Traditional manufacturing approaches for a typical Lockheed Martin F-22 Raptor result in a buy-to-fly ratio of 11:1. That means 11 times as much material must be purchased to create the plane than actually flies on the plane after construction. The traditional “subtractive manufacturing” approach starts with large chunks of raw materials, and cuts away any waste material that’s not part of the final geometry that performs the function – similar to a sculptor chipping away at a big granite block. For the Raptor, that translates into buying over 110,000 lbs of raw stock titanium to produce 10,000 lbs of final components that go on the plane – resulting in over 100,000 lbs of waste with every plane. While material cost is only part of the F-22’s $132 million price tag, that’s still a massive amount of wasted raw material to make one aircraft.

 3D printing technology has grown rapidly over the course of the last decade. Researchers and engineers have designed increasingly complex parts and more people have access to 3D printers than ever before. There are three F’s in 3D printing; form, fit and function. Form is in reference to how the part feels, fit to how the part fits with other parts of the assembly, and function is about how well the part actually works. As the accuracy of printers has improved over the years, control over the shape and geometry of a part (form and fit) have been demonstrated.  So Duty’s research is focused primarily on the final frontier of functionality; printing components that not only work in the real world, but combining 3D design with advanced materials to accomplish things that plastics have never done before.

Although it will likely be decades before we’re directly printing an F-22 Raptor, Duty has partnered with the Oak Ridge National Laboratory to develop high temperature carbon-fiber reinforced plastics that can be used in the manufacture of advanced composite parts for the aerospace industry.  If his research is successful, both the time and cost to produce such complex composite parts can be decreased by an order of magnitude.  

Specifically, Duty’s team is working to identify the fundamental properties of a material that make it “printable” on a 3D printer. Not all plastics can simply be melted and extruded on a 3D printer, especially when considering high performance plastics that can operate at elevated temperatures and contain fiber reinforcements. Duty’s “Printability Model” is based on the fundamental viscoelastic and rheological properties of these materials (i.e. how the material squishes and flows) to identify the appropriate conditions for 3D printing and the effect that additives like carbon and glass fiber might have on the final part performance. This type of insight is critical for companies that are advancing the uses of 3D printing: from material suppliers, to printer manufacturers, to end users such as Boeing.
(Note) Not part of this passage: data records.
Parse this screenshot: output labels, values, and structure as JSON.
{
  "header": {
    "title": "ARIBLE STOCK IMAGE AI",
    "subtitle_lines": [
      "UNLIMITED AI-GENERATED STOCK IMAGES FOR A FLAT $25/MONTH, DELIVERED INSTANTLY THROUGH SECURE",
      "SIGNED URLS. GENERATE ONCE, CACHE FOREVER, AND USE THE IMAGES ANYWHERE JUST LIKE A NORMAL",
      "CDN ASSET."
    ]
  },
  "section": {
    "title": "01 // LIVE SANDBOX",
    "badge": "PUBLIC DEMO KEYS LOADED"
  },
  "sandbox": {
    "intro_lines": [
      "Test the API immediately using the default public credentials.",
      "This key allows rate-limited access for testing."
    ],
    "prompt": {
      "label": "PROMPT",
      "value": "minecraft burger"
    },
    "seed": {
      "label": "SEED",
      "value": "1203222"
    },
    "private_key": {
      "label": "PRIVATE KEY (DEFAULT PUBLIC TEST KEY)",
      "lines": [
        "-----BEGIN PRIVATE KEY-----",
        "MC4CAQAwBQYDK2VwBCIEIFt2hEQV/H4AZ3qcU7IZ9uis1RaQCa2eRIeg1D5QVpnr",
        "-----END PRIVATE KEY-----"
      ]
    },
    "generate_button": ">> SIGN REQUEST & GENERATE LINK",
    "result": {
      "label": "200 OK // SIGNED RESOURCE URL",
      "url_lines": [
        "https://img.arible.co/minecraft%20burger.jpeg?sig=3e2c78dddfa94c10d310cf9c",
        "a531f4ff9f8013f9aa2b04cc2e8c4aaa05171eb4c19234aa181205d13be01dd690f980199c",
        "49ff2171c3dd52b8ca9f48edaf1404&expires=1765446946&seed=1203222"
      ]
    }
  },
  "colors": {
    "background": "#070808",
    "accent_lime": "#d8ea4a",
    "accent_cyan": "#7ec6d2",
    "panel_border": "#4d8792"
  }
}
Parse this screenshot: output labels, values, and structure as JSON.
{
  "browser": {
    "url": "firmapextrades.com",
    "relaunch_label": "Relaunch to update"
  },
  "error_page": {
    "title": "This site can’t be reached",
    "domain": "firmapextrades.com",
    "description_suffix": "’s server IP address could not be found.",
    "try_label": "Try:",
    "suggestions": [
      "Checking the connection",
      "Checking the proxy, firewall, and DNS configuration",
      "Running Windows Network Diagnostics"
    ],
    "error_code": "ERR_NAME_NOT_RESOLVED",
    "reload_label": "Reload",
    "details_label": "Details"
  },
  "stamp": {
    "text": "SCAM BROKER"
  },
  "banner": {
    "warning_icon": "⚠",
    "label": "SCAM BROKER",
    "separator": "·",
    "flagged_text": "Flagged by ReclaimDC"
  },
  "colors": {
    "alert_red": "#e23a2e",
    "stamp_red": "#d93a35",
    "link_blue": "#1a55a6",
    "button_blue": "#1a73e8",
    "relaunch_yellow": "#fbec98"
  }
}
The future of this research includes:

●      “Printability” Model: A model that shows engineers what materials (polymers & composites) can successfully be 3D Printed based on fundamental measurements.

●      Liquid Nails: A patent-pending approach for 3D Printing that uses “liquid nails” to improve the bond between printed layers. This has traditionally been the weakest link in 3D printed structures.

●      Controlling Distortion: As plastic solidifies, it shrinks. For 3D printing, this produces a large amount of distortion, especially for large parts. Duty’s research is working to change the print paths and the local material composition to develop methods for controlling distortion in a printed part.

●      High Temperature Tooling: Aerospace and automotive companies use large and complex molds (or “tools”) to define the shape of composite parts, which are formed at high temperatures and pressures in a device called an autoclave. In collaboration with ORNL, Duty’s group is using the high temperature materials they’re developing to print and test these tools for production, cutting the time and money required for making components significantly.

●      Fatigue Life: Several applications where 3D printing of metals is attractive are limited by fatigue behavior.  Duty’s group has been investigating how different printing conditions affect the microstructure of the material, and how this in turn affects the fatigue life of high performance titanium parts.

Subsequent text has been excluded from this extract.